Reflexively, I lifted my head. This time, instead of the correct reflection, I saw a beefy, very athletic man in Tuxedo 2 – mid 20s, with a crew cut.

I waited and then heard, “Last day of second tour in Afghanistan, IED.”

Third shudder of the day and we weren’t done yet.

“The lapels are cheesy,” I said quickly. “Just pick a really plain one, put it on, and we’ll get out of here.”

Brett was starting to get annoyed, understandably, and Drago didn’t look too thrilled either.

I braced myself for Option 3.

This one had ridiculous tails. I just shook my head, but not before I saw, in the mirror, a wholesome-looking suburban dad-type in the tux.
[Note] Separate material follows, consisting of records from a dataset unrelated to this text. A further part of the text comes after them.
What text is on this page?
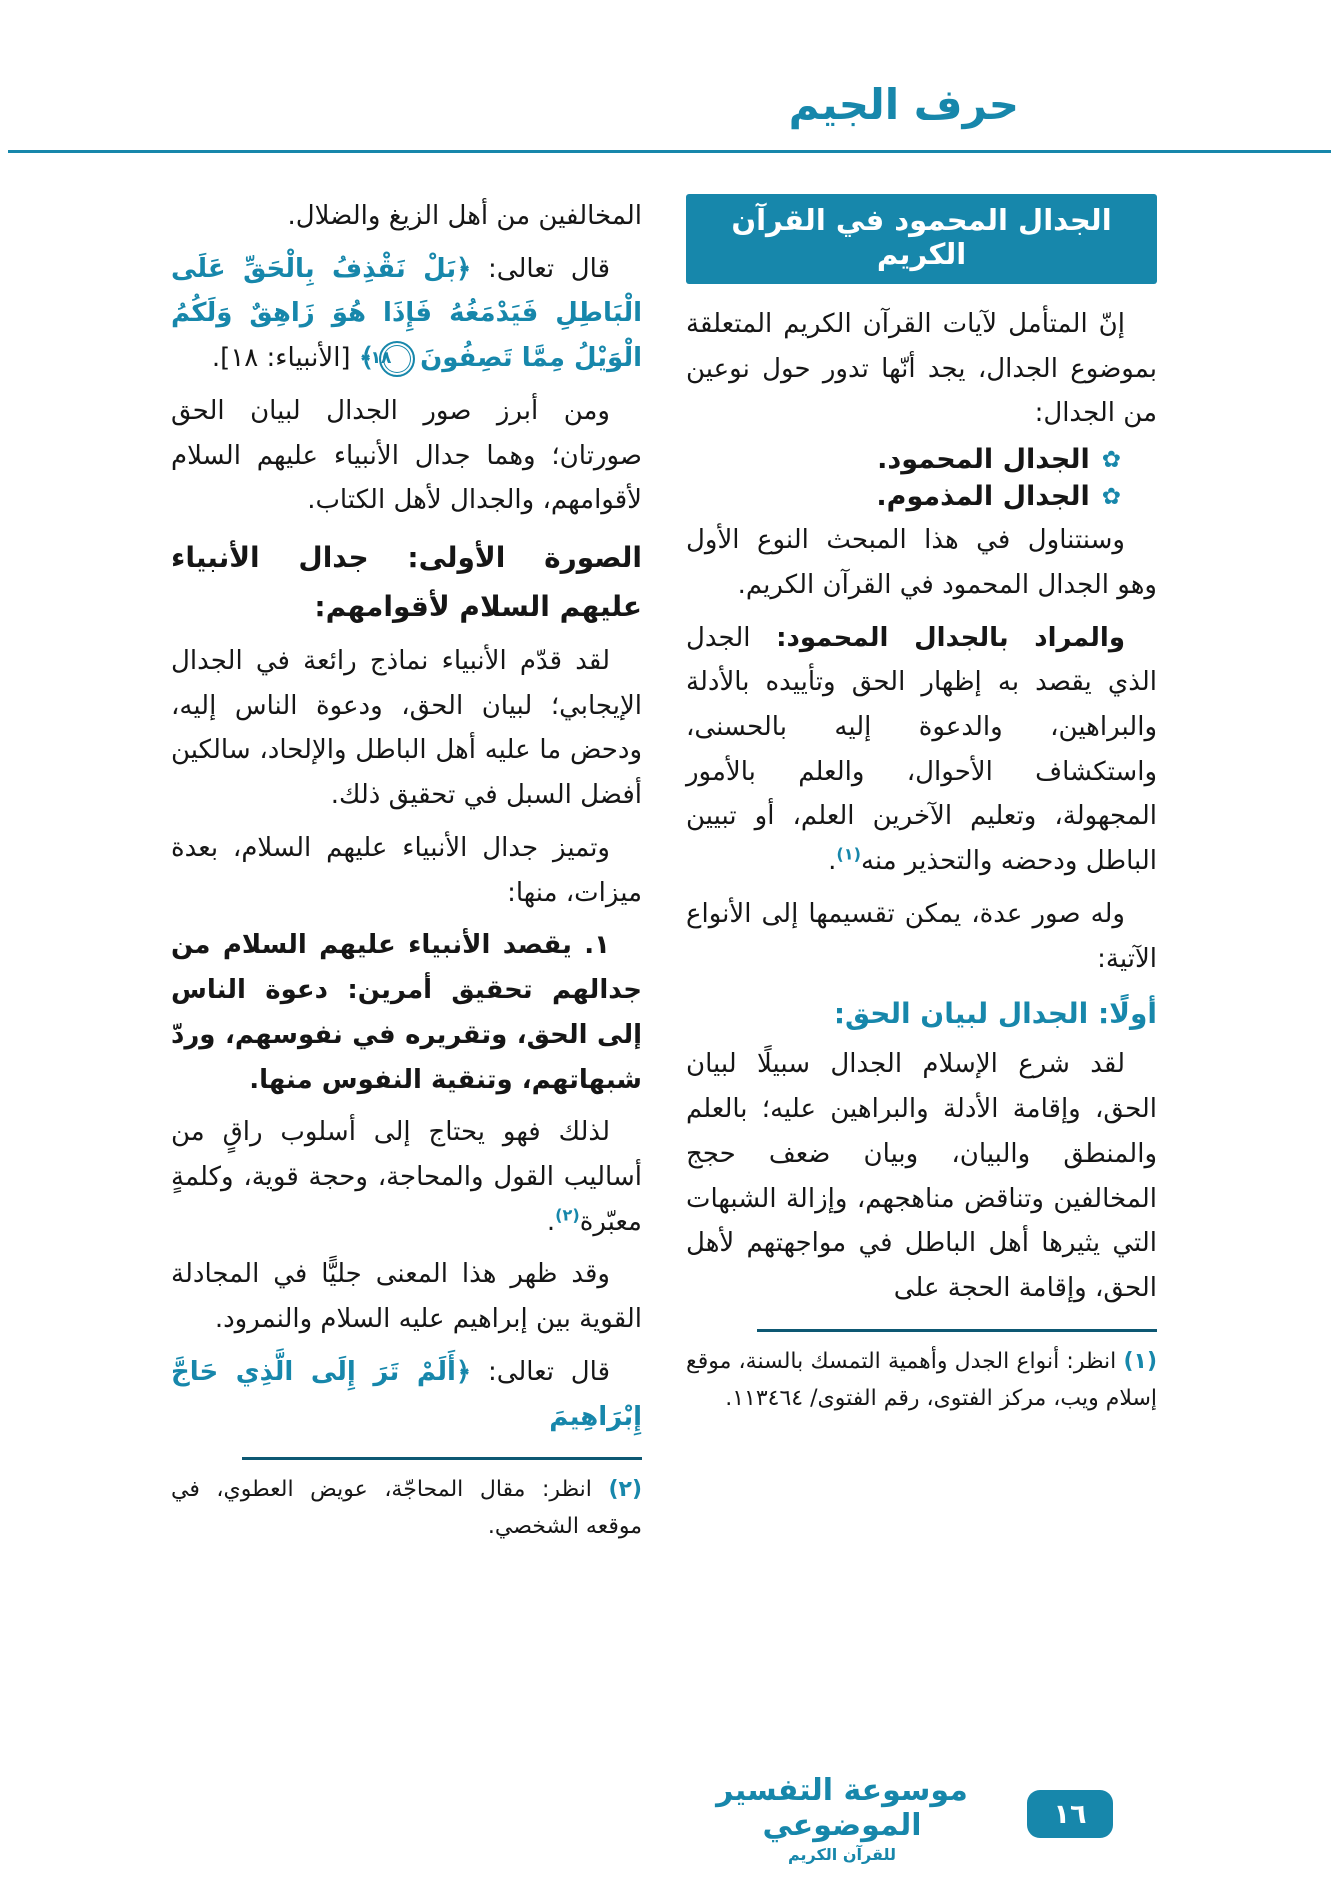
حرف الجيم
الجدال المحمود في القرآن الكريم

إنّ المتأمل لآيات القرآن الكريم المتعلقة بموضوع الجدال، يجد أنّها تدور حول نوعين من الجدال:

✿
الجدال المحمود.
✿
الجدال المذموم.

وسنتناول في هذا المبحث النوع الأول وهو الجدال المحمود في القرآن الكريم.

والمراد بالجدال المحمود: الجدل الذي يقصد به إظهار الحق وتأييده بالأدلة والبراهين، والدعوة إليه بالحسنى، واستكشاف الأحوال، والعلم بالأمور المجهولة، وتعليم الآخرين العلم، أو تبيين الباطل ودحضه والتحذير منه$^{(١)}$.

وله صور عدة، يمكن تقسيمها إلى الأنواع الآتية:

أولًا: الجدال لبيان الحق:

لقد شرع الإسلام الجدال سبيلًا لبيان الحق، وإقامة الأدلة والبراهين عليه؛ بالعلم والمنطق والبيان، وبيان ضعف حجج المخالفين وتناقض مناهجهم، وإزالة الشبهات التي يثيرها أهل الباطل في مواجهتهم لأهل الحق، وإقامة الحجة على

(١) انظر: أنواع الجدل وأهمية التمسك بالسنة، موقع إسلام ويب، مركز الفتوى، رقم الفتوى/ ١١٣٤٦٤.

المخالفين من أهل الزيغ والضلال.

قال تعالى: ﴿بَلْ نَقْذِفُ بِالْحَقِّ عَلَى الْبَاطِلِ فَيَدْمَغُهُ فَإِذَا هُوَ زَاهِقٌ وَلَكُمُ الْوَيْلُ مِمَّا تَصِفُونَ
١٨
﴾ [الأنبياء: ١٨].

ومن أبرز صور الجدال لبيان الحق صورتان؛ وهما جدال الأنبياء عليهم السلام لأقوامهم، والجدال لأهل الكتاب.

الصورة الأولى: جدال الأنبياء عليهم السلام لأقوامهم:

لقد قدّم الأنبياء نماذج رائعة في الجدال الإيجابي؛ لبيان الحق، ودعوة الناس إليه، ودحض ما عليه أهل الباطل والإلحاد، سالكين أفضل السبل في تحقيق ذلك.

وتميز جدال الأنبياء عليهم السلام، بعدة ميزات، منها:

١. يقصد الأنبياء عليهم السلام من جدالهم تحقيق أمرين: دعوة الناس إلى الحق، وتقريره في نفوسهم، وردّ شبهاتهم، وتنقية النفوس منها.

لذلك فهو يحتاج إلى أسلوب راقٍ من أساليب القول والمحاجة، وحجة قوية، وكلمةٍ معبّرة$^{(٢)}$.

وقد ظهر هذا المعنى جليًّا في المجادلة القوية بين إبراهيم عليه السلام والنمرود.

قال تعالى: ﴿أَلَمْ تَرَ إِلَى الَّذِي حَاجَّ إِبْرَاهِيمَ

(٢) انظر: مقال المحاجّة، عويض العطوي، في موقعه الشخصي.

موسوعة التفسير الموضوعي
للقرآن الكريم
١٦
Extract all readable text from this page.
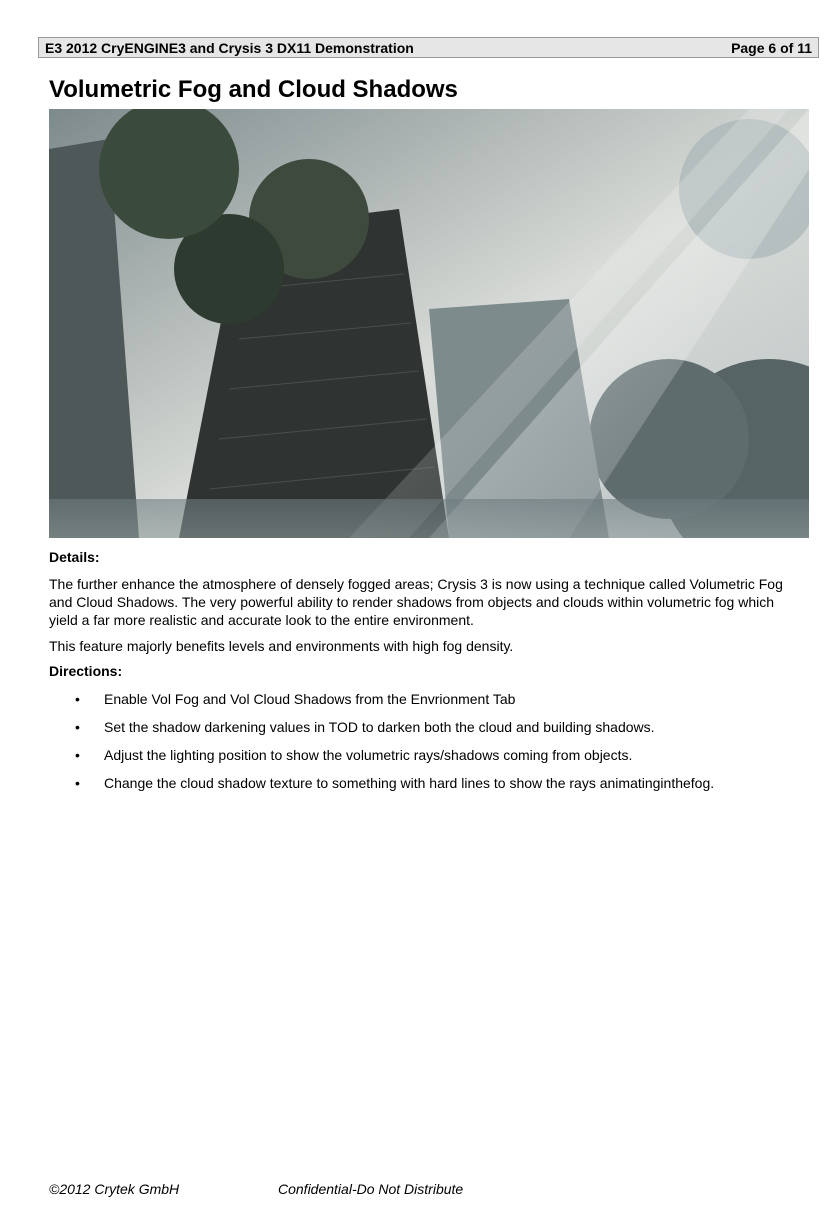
E3 2012 CryENGINE3 and Crysis 3 DX11 Demonstration	Page 6 of 11
Volumetric Fog and Cloud Shadows
Details:

The further enhance the atmosphere of densely fogged areas; Crysis 3 is now using a technique called Volumetric Fog and Cloud Shadows. The very powerful ability to render shadows from objects and clouds within volumetric fog which yield a far more realistic and accurate look to the entire environment.

This feature majorly benefits levels and environments with high fog density.

Directions:
• Enable Vol Fog and Vol Cloud Shadows from the Envrionment Tab
• Set the shadow darkening values in TOD to darken both the cloud and building shadows.
• Adjust the lighting position to show the volumetric rays/shadows coming from objects.
• Change the cloud shadow texture to something with hard lines to show the rays animatinginthefog.
©2012 Crytek GmbH	Confidential-Do Not Distribute
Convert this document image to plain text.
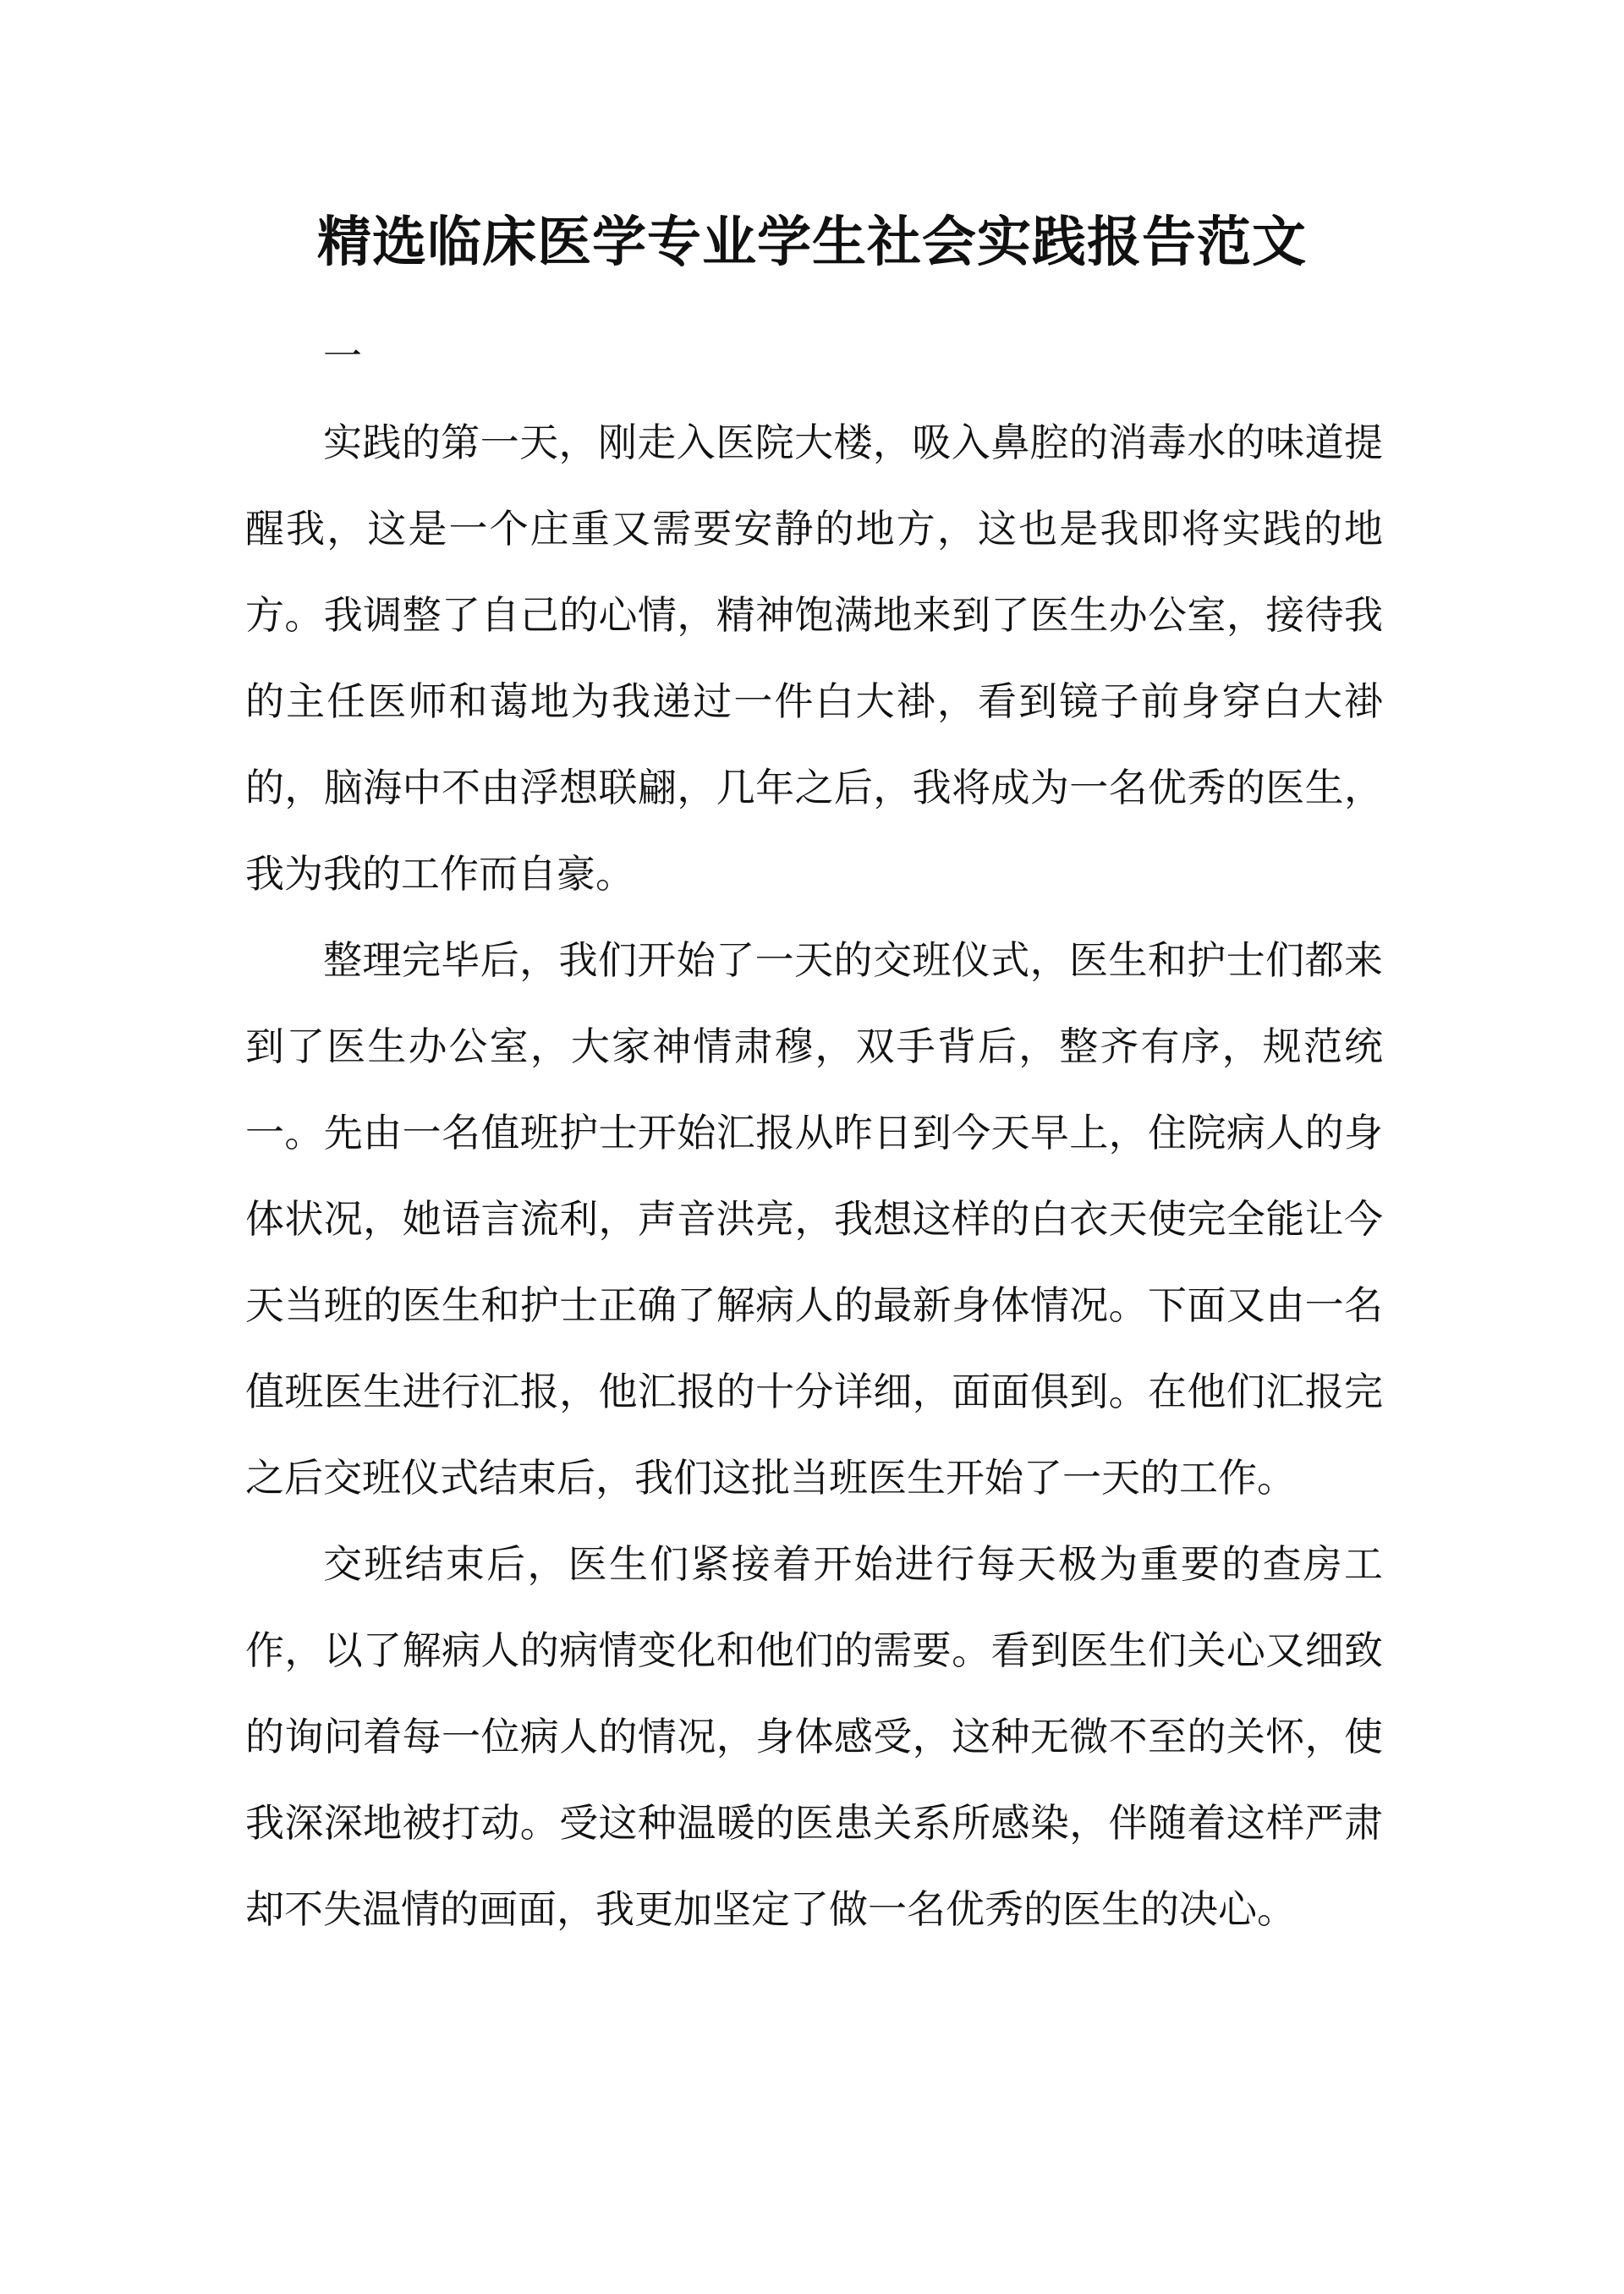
精选临床医学专业学生社会实践报告范文

一

实践的第一天，刚走入医院大楼，吸入鼻腔的消毒水的味道提醒我，这是一个庄重又需要安静的地方，这也是我即将实践的地方。我调整了自己的心情，精神饱满地来到了医生办公室，接待我的主任医师和蔼地为我递过一件白大褂，看到镜子前身穿白大褂的，脑海中不由浮想联翩，几年之后，我将成为一名优秀的医生，我为我的工作而自豪。

整理完毕后，我们开始了一天的交班仪式，医生和护士们都来到了医生办公室，大家神情肃穆，双手背后，整齐有序，规范统一。先由一名值班护士开始汇报从昨日到今天早上，住院病人的身体状况，她语言流利，声音洪亮，我想这样的白衣天使完全能让今天当班的医生和护士正确了解病人的最新身体情况。下面又由一名值班医生进行汇报，他汇报的十分详细，面面俱到。在他们汇报完之后交班仪式结束后，我们这批当班医生开始了一天的工作。

交班结束后，医生们紧接着开始进行每天极为重要的查房工作，以了解病人的病情变化和他们的需要。看到医生们关心又细致的询问着每一位病人的情况，身体感受，这种无微不至的关怀，使我深深地被打动。受这种温暖的医患关系所感染，伴随着这样严肃却不失温情的画面，我更加坚定了做一名优秀的医生的决心。
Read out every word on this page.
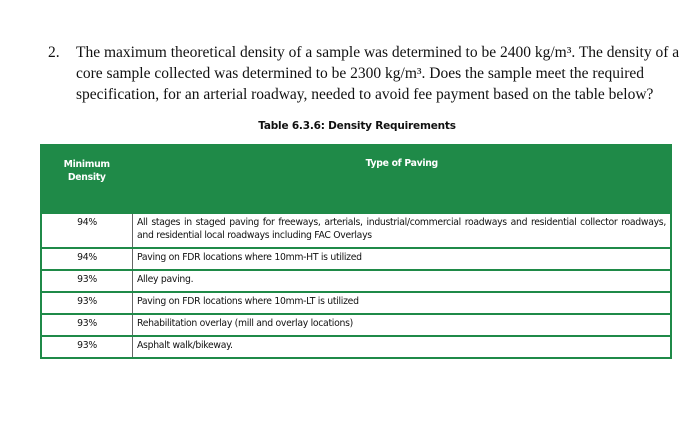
2. The maximum theoretical density of a sample was determined to be 2400 kg/m³. The density of a
core sample collected was determined to be 2300 kg/m³. Does the sample meet the required
specification, for an arterial roadway, needed to avoid fee payment based on the table below?
Table 6.3.6: Density Requirements
Minimum
Density	Type of Paving
94%	All stages in staged paving for freeways, arterials, industrial/commercial roadways and residential collector roadways, and residential local roadways including FAC Overlays
94%	Paving on FDR locations where 10mm-HT is utilized
93%	Alley paving.
93%	Paving on FDR locations where 10mm-LT is utilized
93%	Rehabilitation overlay (mill and overlay locations)
93%	Asphalt walk/bikeway.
“Kidnapped. Tortured. Hung.”

Shudder 4, bordering on convulsion.

“It’s the tails, right?” Brett asked. “I agree – over the top. Let me try the next one.”

Let me just get OUT of here.

Brett modeled the fourth tux – which would have been perfect under any other circumstances.

“I like that one. But we should think about it for a little bit,” I said, practically walking out the door. “Get dressed. We have time to decide.”

“If you like it and I like it, why don’t we just take care of it now?” Brett wanted to know. “Why are you being weird?”

It had taken me a split second to process that when I looked at the mirror now, Brett’s reflection was in it.